The particular set has been advertised on various dark web forums since the beginning of June. It is offered for free to promote AllWorld.cards, which is a relatively new marketplace that was registered in May 2021. The site only accepts Bitcoin for payment, and cybercriminals can only use Jabber to contact the sellers, while everything else on the platform is currently offered at a 50% discount. The site also follows a three-level loyalty system that prioritizes returning buyers so that they can exploit fresh packs before other members access the data.
More specifically, users who spend $5,000 or more on the site get the “Gold” level status and are given early access to freshly loaded cards within 5 hours from their upload on the site. “Silver” and “Bronze” users won’t even see the full card number and will be given 12 hours to verify what they got or ask for a refund. Anything credited to the balance cannot be touched, and the site declared trust to its own third-party checkers, so no tricks can be played there.

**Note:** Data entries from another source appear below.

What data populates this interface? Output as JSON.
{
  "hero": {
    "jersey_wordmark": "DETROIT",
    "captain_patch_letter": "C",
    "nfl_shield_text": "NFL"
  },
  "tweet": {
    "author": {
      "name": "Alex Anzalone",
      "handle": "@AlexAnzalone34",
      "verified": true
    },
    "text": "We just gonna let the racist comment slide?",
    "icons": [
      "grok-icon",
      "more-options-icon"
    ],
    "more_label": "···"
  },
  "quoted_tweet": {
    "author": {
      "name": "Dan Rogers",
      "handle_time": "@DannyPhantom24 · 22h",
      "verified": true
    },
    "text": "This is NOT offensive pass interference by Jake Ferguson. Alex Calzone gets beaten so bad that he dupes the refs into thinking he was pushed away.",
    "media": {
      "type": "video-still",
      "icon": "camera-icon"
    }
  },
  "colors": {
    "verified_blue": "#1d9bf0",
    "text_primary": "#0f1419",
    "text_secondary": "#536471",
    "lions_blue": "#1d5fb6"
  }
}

We have looked into some of the offerings on the site, and there’s really a plethora of listings from around the world. The price for each card ranges between $5.5 and $9.9, at least from what we were able to check. There is also a powerful search filtering system that offers quite a few options for crooks to narrow down their results and locate what they’re after quickly.
Back to the 1,000,000 cards offering, d3lab has made a bulk analysis of the pack and believes that roughly 50% are still operational and exploitable, as they have not been reported as stolen/compromised to the financial institutes that issued them. The researchers have sent notifications to the affected banks, but taking the appropriate action may take a while.